Bar Mitzveh


An embarrassed lad submits to his proud relatives.
An embarrassed lad submits to his proud relatives.

The Bar Mitzveh is a solemn and joyful event in the life of every Jewish boy when he "comes of age" - usually around 12 - when he is accounted a man and can take his place in the quorum for worship, the minyan. To celebrate this special event at the Western Wall, the holiest place in Judaism, makes the occasion even more special and Yemeni Jews hire drummers, who stand around waiting for such a commission, to accompany their walk to the wall with drumming and blowing of the sacred shofar or ram's horn. (Male relatives, who haven't a clue how the thing works - where's the battery? - pose silently with the horns for the family cameras.

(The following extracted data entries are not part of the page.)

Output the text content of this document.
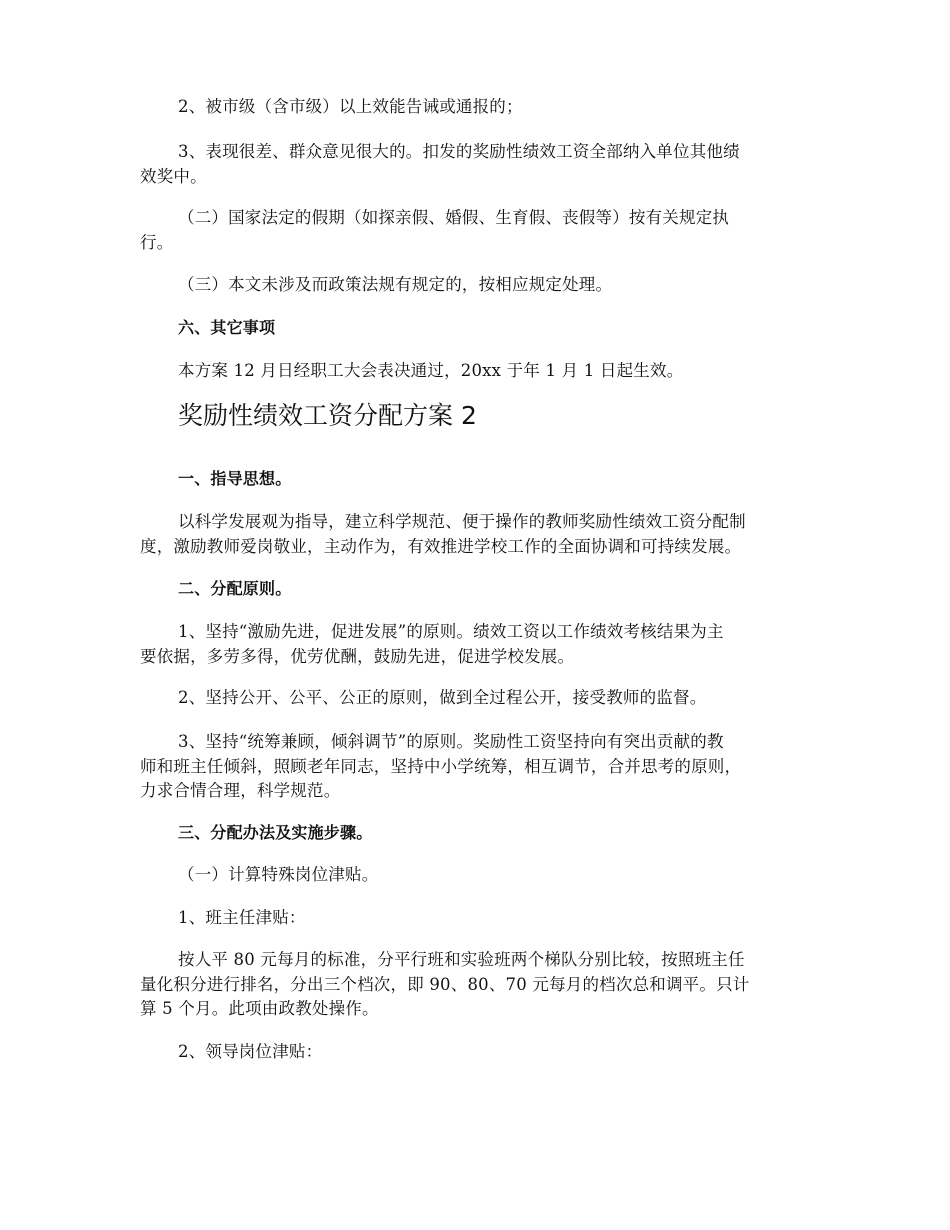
2、被市级（含市级）以上效能告诫或通报的；
3、表现很差、群众意见很大的。扣发的奖励性绩效工资全部纳入单位其他绩
效奖中。
（二）国家法定的假期（如探亲假、婚假、生育假、丧假等）按有关规定执
行。
（三）本文未涉及而政策法规有规定的，按相应规定处理。
六、其它事项
本方案 12 月日经职工大会表决通过，20xx 于年 1 月 1 日起生效。
奖励性绩效工资分配方案 2
一、指导思想。
以科学发展观为指导，建立科学规范、便于操作的教师奖励性绩效工资分配制
度，激励教师爱岗敬业，主动作为，有效推进学校工作的全面协调和可持续发展。
二、分配原则。
1、坚持“激励先进，促进发展”的原则。绩效工资以工作绩效考核结果为主
要依据，多劳多得，优劳优酬，鼓励先进，促进学校发展。
2、坚持公开、公平、公正的原则，做到全过程公开，接受教师的监督。
3、坚持“统筹兼顾，倾斜调节”的原则。奖励性工资坚持向有突出贡献的教
师和班主任倾斜，照顾老年同志，坚持中小学统筹，相互调节，合并思考的原则，
力求合情合理，科学规范。
三、分配办法及实施步骤。
（一）计算特殊岗位津贴。
1、班主任津贴：
按人平 80 元每月的标准，分平行班和实验班两个梯队分别比较，按照班主任
量化积分进行排名，分出三个档次，即 90、80、70 元每月的档次总和调平。只计
算 5 个月。此项由政教处操作。
2、领导岗位津贴：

After watching two of these family groups we move to the Wall itself, where solemn conclaves of men don phylacteries - little wooden boxes worn on right hand and forehead - and drape their prayer shawls around their shoulders.

Women, of course, are not allowed in with the men, so they congregate in the women's enclosure and hang over the dividing wall, from where they throw handfuls of coins and sweets and ululate joyfully. No one seems to mind the noise and disturbance - but pity help the woman who dares to pray aloud: one who tried recently was pelted with abuse, then chairs, and finally the black-coated hypocrites swarmed across the fence and tried to kill her. She was saved in the nick of time by armed police.

She should have stuck with ululating.